In many ways, we make it easy for the NSA and other organizations to track us. Checking in on Foursquare and Facebook as we zip around town or go on vacation is just the tip of the iceberg, though. Photos taken with cellphones contain "geotagging" information, which show precisely where the shot was taken, (meaning that even if you don't tell everyone where you are explicitly, it's still pretty easy to figure out.)
With her meat dresses and semi-nude romping in videos, Lady Gaga knows how to turn heads, but credit her manager, Troy Carter, for some of that success. Using big data, he helps determine how to best promote Gaga and take advantage of her large fan base. Using data culled from her 40 million Twitter followers, and 59 million Facebook "Likes"— as well as data from ticket sales— he created Backplane, a micro network. It steers core Gaga fans to LittleMonsters.com, where the team can cut out the middleman, improve earnings and learn more about what fans want.

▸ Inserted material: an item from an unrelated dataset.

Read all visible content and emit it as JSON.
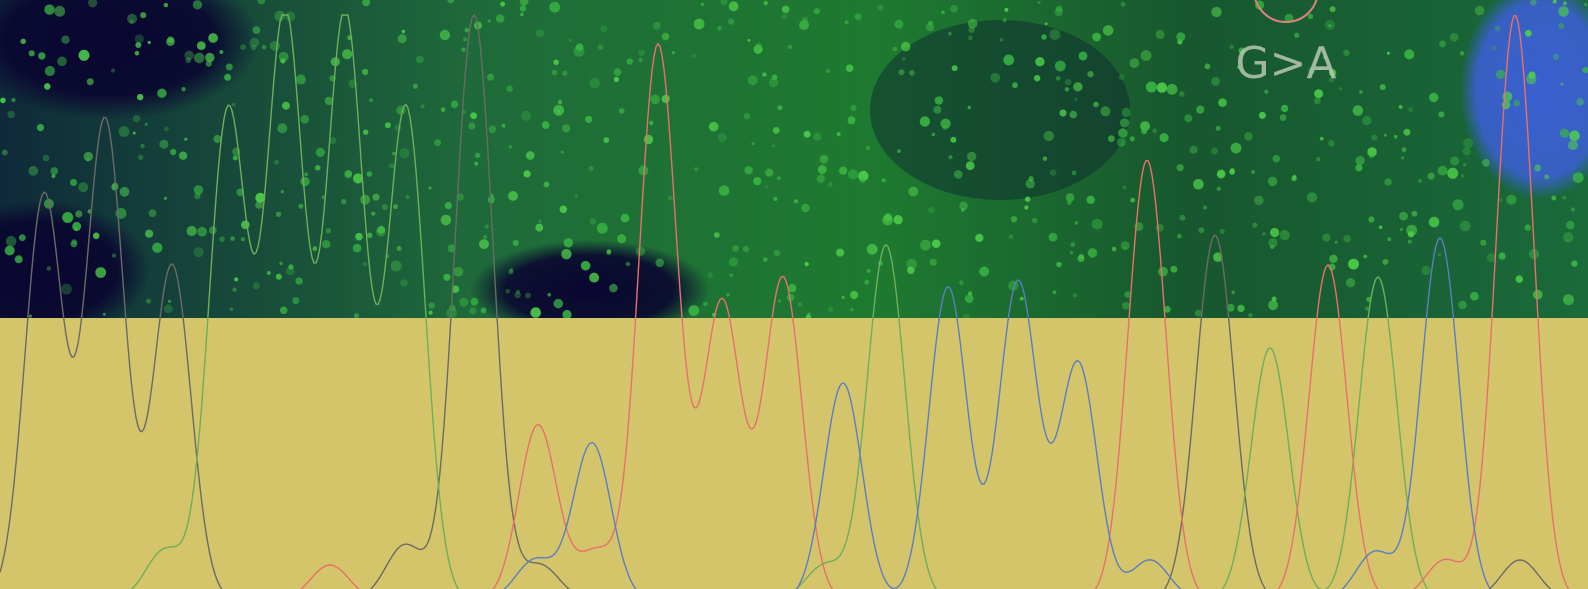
{
  "annotation": "G>A"
}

While modern games create terabytes of data per day, it was largely being ignored until recently. Today, though, developers and publishers are finding as they examine how players interact with the game, they're able to make subtle tweaks to improve the experience, something that can increase the time players spend in the game and, in some instances, help boost the number of in-game purchases they make, which gives publishers a revenue bump. That's helpful for long-leg games like Activision's "Call of Duty" and EA's "Battlefield," but it's more critical in the mobile space, where updates are made sometimes on a daily basis.
Netflix saw subscriptions rise earlier this year when it resurrected the cult classic TV show "Arrested Development." And its"House of Cards" has won an Emmy award.
Selecting those shows was no accident. The company carefully monitors its customers' viewing habits, observing which shows are hidden treasures and what sort of programs it should design to further engage them. So far, it seems to be working. Not only was "House of Cards" a hit, Netflix's original series "Orange is the New Black" also proved popular with viewers, who talked it up loudly on social media.
Suicide among American veterans is a big problem. In February, the VA reported that while the percentage of veterans who kill themselves has decreased slightly since 1999, the estimated total number who have committed suicide has increased.
Theorizing that today's soldiers and veterans are active on social media, DARPA and Dartmouth University have launched a program to data mine the biggest social networks to search for patterns indicating suicidal behavior. Centiment, a data mining company that specializes in finance, military and health care, is leading the project, which looks for keywords, word patterns and other warning signs among veterans who volunteer to be part of the study.